Configuring the Serial Terminal

  1. Start a terminal session using Tera Term or Mini com depending on the host machine being used and the COM port and baud rate as shown in following figure.

    ../_images/image46.png
  2. For port settings, verify the COM port in the device manager. There are three USB UART interfaces exposed by the VCK190 board. Select the COM port associated with the interface with the lowest number.
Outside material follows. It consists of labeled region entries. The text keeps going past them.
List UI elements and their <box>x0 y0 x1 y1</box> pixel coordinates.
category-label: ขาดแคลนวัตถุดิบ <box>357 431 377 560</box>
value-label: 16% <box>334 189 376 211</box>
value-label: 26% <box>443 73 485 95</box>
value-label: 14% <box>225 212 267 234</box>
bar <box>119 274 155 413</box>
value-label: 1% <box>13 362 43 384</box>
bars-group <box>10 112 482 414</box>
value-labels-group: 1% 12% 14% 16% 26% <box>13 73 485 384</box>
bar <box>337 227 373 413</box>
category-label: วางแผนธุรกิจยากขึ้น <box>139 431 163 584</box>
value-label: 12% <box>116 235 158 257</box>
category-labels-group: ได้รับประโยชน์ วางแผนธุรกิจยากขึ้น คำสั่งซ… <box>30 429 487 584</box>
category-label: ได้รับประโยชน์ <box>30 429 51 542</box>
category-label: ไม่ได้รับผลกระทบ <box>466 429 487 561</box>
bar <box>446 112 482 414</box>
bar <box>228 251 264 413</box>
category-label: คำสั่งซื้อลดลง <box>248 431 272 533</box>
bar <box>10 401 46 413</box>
In this example, for UART-0, select the com-port with interface-0.

Running and Debugging Application Using XSCT

  1. Before you run the application, set a breakpoint at main().

    xsct% bpadd -addr &main
    

    This command returns the breakpoint ID. You can verify the breakpoints planted using command bplist. For more details on breakpoints in XSCT, type help breakpoint in XSCT.

  2. Resume the processor core.

    xsct% con
    

    The following message is displayed when the core hits the breakpoint.

    xsct% Info: Cortex-R5 \#0 Stopped at 0x10021C (Breakpoint)
    
  3. At this point, you can view registers when the core is stopped.

    xsct% rrd
    
  4. View local variables.

    xsct% locals
    
  5. Step over a line of the source code and view the stack trace.

    tcl
    xsct% nxt
    Info: Cortex-R5 #0 Stopped at 0x100490 (Step)
    xsct% bt
    

    You can use the help command to find other options.